Abstract
We propose a simple yet powerful framework for modeling integer-valued data, such as counts, scores, and rounded data. The data-generating process is defined by Simultaneously Transforming and Rounding (STAR) a continuous-valued process, which produces a flexible family of integer-valued distributions capable of modeling zero-inflation, bounded or censored data, and over- or underdispersion. The transformation is modeled as unknown for greater distributional flexibility, while the rounding operation ensures a coherent integer-valued data-generating process. An efficient MCMC algorithm is developed for posterior inference and provides a mechanism for adaptation of successful Bayesian models and algorithms for continuous data to the integer-valued data setting. Using the STAR framework, we design a new Bayesian Additive Regression Tree model for integer-valued data, which demonstrates impressive predictive distribution accuracy for both synthetic data and a large healthcare utilization dataset. For interpretable regression-based inference, we develop a STAR additive model, which offers greater flexibility and scalability than existing integer-valued models. The STAR additive model is applied to study the recent decline in Amazon river dolphins.
Highlights
MSC 2010 subject classifications: Primary 62F15, 62G08; secondary 62M20
We focus on conditionally Gaussian regression models, but the star framework applies more broadly
Post hoc rounding ignores the discrete nature of the data in model-fitting, and introduces a disconnect between the fitted model and the model used for prediction. star clearly avoids this issue, and maintains the benefits of using well-known models for continuous data while producing a coherent integer-valued predictive distribution
Summary
The star framework of (1)-(2) defines an integervalued process for y, in which the transformation g may be modeled as unknown for greater distributional flexibility. The transformation g, which we model as unknown, endows the integer-valued process y with greater distributional flexibility, yet leaves model (3) unchanged. This construction allows seamless integration of Bayesian models and algorithms for continuous data of the common form (3) into the integer-valued star framework, with efficient posterior inference available via a general MCMC algorithm (Section 2.3).
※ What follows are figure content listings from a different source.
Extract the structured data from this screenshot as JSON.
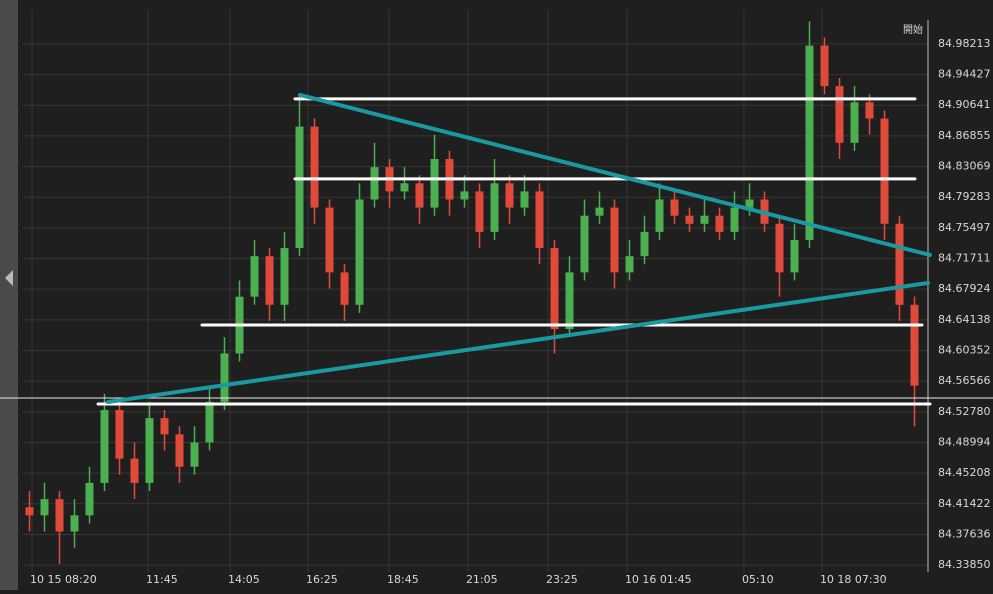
{
  "chart_data": {
    "type": "candlestick",
    "corner_label": "開始",
    "up_color": "#4caf50",
    "down_color": "#e04a3a",
    "xlim": [
      0,
      60.4
    ],
    "ylim": [
      84.33,
      85.024
    ],
    "grid": true,
    "xticks": [
      {
        "value": 0.67,
        "label": "10 15 08:20"
      },
      {
        "value": 8.4,
        "label": "11:45"
      },
      {
        "value": 13.87,
        "label": "14:05"
      },
      {
        "value": 19.07,
        "label": "16:25"
      },
      {
        "value": 24.47,
        "label": "18:45"
      },
      {
        "value": 29.73,
        "label": "21:05"
      },
      {
        "value": 35.07,
        "label": "23:25"
      },
      {
        "value": 40.33,
        "label": "10 16 01:45"
      },
      {
        "value": 48.13,
        "label": "05:10"
      },
      {
        "value": 53.33,
        "label": "10 18 07:30"
      }
    ],
    "yticks": [
      {
        "value": 84.3385,
        "label": "84.33850"
      },
      84.37636,
      84.41422,
      84.45208,
      84.48994,
      {
        "value": 84.5278,
        "label": "84.52780"
      },
      84.56566,
      84.60352,
      84.64138,
      84.67924,
      84.71711,
      84.75497,
      84.79283,
      84.83069,
      84.86855,
      84.90641,
      84.94427,
      84.98213
    ],
    "open": [
      84.41,
      84.4,
      84.42,
      84.38,
      84.4,
      84.44,
      84.53,
      84.47,
      84.44,
      84.52,
      84.5,
      84.46,
      84.49,
      84.54,
      84.6,
      84.67,
      84.72,
      84.66,
      84.73,
      84.88,
      84.78,
      84.7,
      84.66,
      84.79,
      84.83,
      84.8,
      84.81,
      84.78,
      84.84,
      84.79,
      84.8,
      84.75,
      84.81,
      84.78,
      84.8,
      84.73,
      84.63,
      84.7,
      84.77,
      84.78,
      84.7,
      84.72,
      84.75,
      84.79,
      84.77,
      84.76,
      84.77,
      84.75,
      84.78,
      84.79,
      84.76,
      84.7,
      84.74,
      84.98,
      84.93,
      84.86,
      84.91,
      84.89,
      84.76,
      84.66
    ],
    "high": [
      84.43,
      84.44,
      84.43,
      84.42,
      84.46,
      84.55,
      84.54,
      84.49,
      84.54,
      84.53,
      84.51,
      84.51,
      84.56,
      84.62,
      84.69,
      84.74,
      84.73,
      84.75,
      84.92,
      84.89,
      84.79,
      84.71,
      84.81,
      84.86,
      84.84,
      84.83,
      84.82,
      84.87,
      84.85,
      84.82,
      84.81,
      84.84,
      84.82,
      84.82,
      84.81,
      84.74,
      84.72,
      84.79,
      84.8,
      84.79,
      84.74,
      84.77,
      84.81,
      84.8,
      84.78,
      84.79,
      84.78,
      84.8,
      84.81,
      84.8,
      84.77,
      84.76,
      85.01,
      84.99,
      84.94,
      84.93,
      84.92,
      84.9,
      84.77,
      84.67
    ],
    "low": [
      84.38,
      84.38,
      84.34,
      84.36,
      84.39,
      84.43,
      84.45,
      84.42,
      84.43,
      84.48,
      84.44,
      84.45,
      84.48,
      84.53,
      84.59,
      84.66,
      84.64,
      84.64,
      84.72,
      84.76,
      84.68,
      84.64,
      84.65,
      84.78,
      84.78,
      84.79,
      84.76,
      84.77,
      84.77,
      84.78,
      84.73,
      84.74,
      84.76,
      84.77,
      84.71,
      84.6,
      84.62,
      84.69,
      84.76,
      84.68,
      84.69,
      84.71,
      84.74,
      84.76,
      84.75,
      84.75,
      84.74,
      84.74,
      84.77,
      84.75,
      84.67,
      84.69,
      84.73,
      84.92,
      84.84,
      84.85,
      84.87,
      84.74,
      84.64,
      84.51
    ],
    "close": [
      84.4,
      84.42,
      84.38,
      84.4,
      84.44,
      84.53,
      84.47,
      84.44,
      84.52,
      84.5,
      84.46,
      84.49,
      84.54,
      84.6,
      84.67,
      84.72,
      84.66,
      84.73,
      84.88,
      84.78,
      84.7,
      84.66,
      84.79,
      84.83,
      84.8,
      84.81,
      84.78,
      84.84,
      84.79,
      84.8,
      84.75,
      84.81,
      84.78,
      84.8,
      84.73,
      84.63,
      84.7,
      84.77,
      84.78,
      84.7,
      84.72,
      84.75,
      84.79,
      84.77,
      84.76,
      84.77,
      84.75,
      84.78,
      84.79,
      84.76,
      84.7,
      84.74,
      84.98,
      84.93,
      84.86,
      84.91,
      84.89,
      84.76,
      84.66,
      84.56
    ],
    "current_price": 84.5448,
    "lines": [
      {
        "color": "#ffffff",
        "x": [
          18.2,
          59.53
        ],
        "y": [
          84.9142,
          84.9142
        ]
      },
      {
        "color": "#ffffff",
        "x": [
          18.2,
          59.53
        ],
        "y": [
          84.8154,
          84.8154
        ]
      },
      {
        "color": "#ffffff",
        "x": [
          12.0,
          60.0
        ],
        "y": [
          84.635,
          84.635
        ]
      },
      {
        "color": "#ffffff",
        "x": [
          5.07,
          60.53
        ],
        "y": [
          84.5374,
          84.5374
        ]
      },
      {
        "color": "#1a9aa0",
        "x": [
          18.53,
          60.53
        ],
        "y": [
          84.9191,
          84.7215
        ]
      },
      {
        "color": "#1a9aa0",
        "x": [
          5.73,
          60.4
        ],
        "y": [
          84.5399,
          84.6869
        ]
      }
    ]
  }
}
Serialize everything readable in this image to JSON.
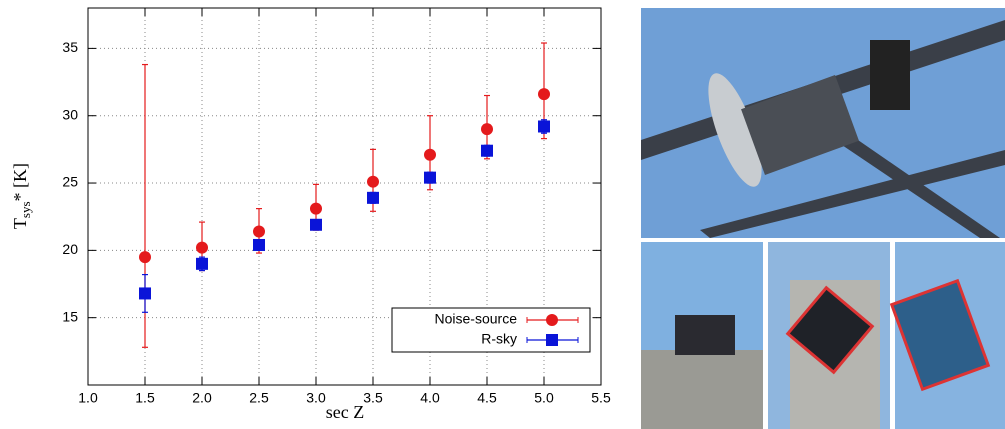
{
  "chart_data": {
    "type": "errorbar",
    "xlabel": "sec Z",
    "ylabel": {
      "main": "T",
      "sub": "sys",
      "rest": "* [K]"
    },
    "x": [
      1.5,
      2.0,
      2.5,
      3.0,
      3.5,
      4.0,
      4.5,
      5.0
    ],
    "series": [
      {
        "name": "Noise-source",
        "color": "#e41a1c",
        "marker": "circle",
        "values": [
          19.5,
          20.2,
          21.4,
          23.1,
          25.1,
          27.1,
          29.0,
          31.6
        ],
        "error_minus": [
          6.7,
          1.7,
          1.6,
          1.6,
          2.2,
          2.6,
          2.2,
          3.3
        ],
        "error_plus": [
          14.3,
          1.9,
          1.7,
          1.8,
          2.4,
          2.9,
          2.5,
          3.8
        ]
      },
      {
        "name": "R-sky",
        "color": "#0a14d8",
        "marker": "square",
        "values": [
          16.8,
          19.0,
          20.4,
          21.9,
          23.9,
          25.4,
          27.4,
          29.2
        ],
        "error_minus": [
          1.4,
          0.5,
          0.4,
          0.3,
          0.4,
          0.4,
          0.4,
          0.5
        ],
        "error_plus": [
          1.4,
          0.5,
          0.4,
          0.3,
          0.4,
          0.4,
          0.4,
          0.5
        ]
      }
    ],
    "xlim": [
      1.0,
      5.5
    ],
    "xticks": [
      {
        "value": 1.0,
        "label": "1.0"
      },
      {
        "value": 1.5,
        "label": "1.5"
      },
      {
        "value": 2.0,
        "label": "2.0"
      },
      {
        "value": 2.5,
        "label": "2.5"
      },
      {
        "value": 3.0,
        "label": "3.0"
      },
      {
        "value": 3.5,
        "label": "3.5"
      },
      {
        "value": 4.0,
        "label": "4.0"
      },
      {
        "value": 4.5,
        "label": "4.5"
      },
      {
        "value": 5.0,
        "label": "5.0"
      },
      {
        "value": 5.5,
        "label": "5.5"
      }
    ],
    "ylim": [
      10,
      38
    ],
    "yticks": [
      15,
      20,
      25,
      30,
      35
    ],
    "grid": true,
    "legend": "lower right"
  }
}
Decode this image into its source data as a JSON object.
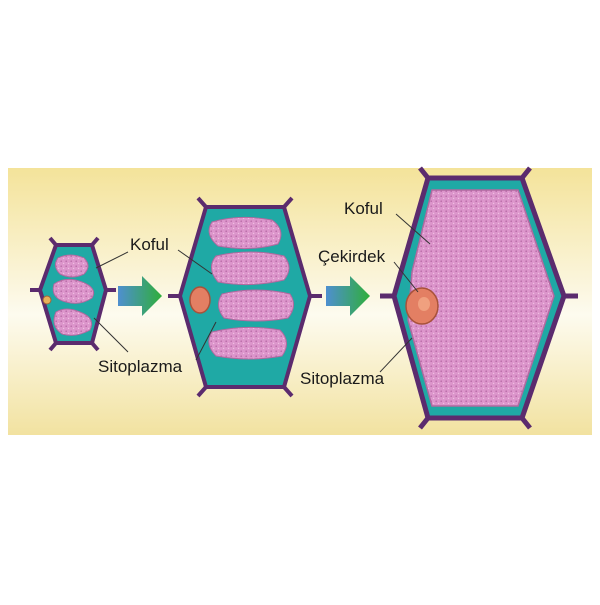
{
  "labels": {
    "koful_1": "Koful",
    "sitoplazma_1": "Sitoplazma",
    "koful_2": "Koful",
    "cekirdek": "Çekirdek",
    "sitoplazma_2": "Sitoplazma"
  },
  "colors": {
    "background_top": "#f3e6a4",
    "background_mid": "#ffffff",
    "cell_wall": "#5b2b6e",
    "cytoplasm": "#1fa9a5",
    "vacuole": "#d98fc8",
    "nucleus": "#e37f63",
    "arrow": "#2fa03e"
  }
}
Star clearly avoids this issue, and maintains the benefits of using well-known models for continuous data while producing a coherent integer-valued predictive distribution Post hoc rounding ignores the discrete nature of the data in model-fitting, and introduces a disconnect between the fitted model and the model used for prediction. star clearly avoids this issue, and maintains the benefits of using well-known models for continuous data while producing a coherent integer-valued predictive distribution
Talk to us
Join us for a 30 min session where you can share your feedback and ask us any queries you have
Disclaimer: All third-party content on this website/platform is and will remain the property of their respective owners and is provided on "as is" basis without any warranties, express or implied. Use of third-party content does not indicate any affiliation, sponsorship with or endorsement by them. Any references to third-party content is to identify the corresponding services and shall be considered fair use under The CopyrightLaw.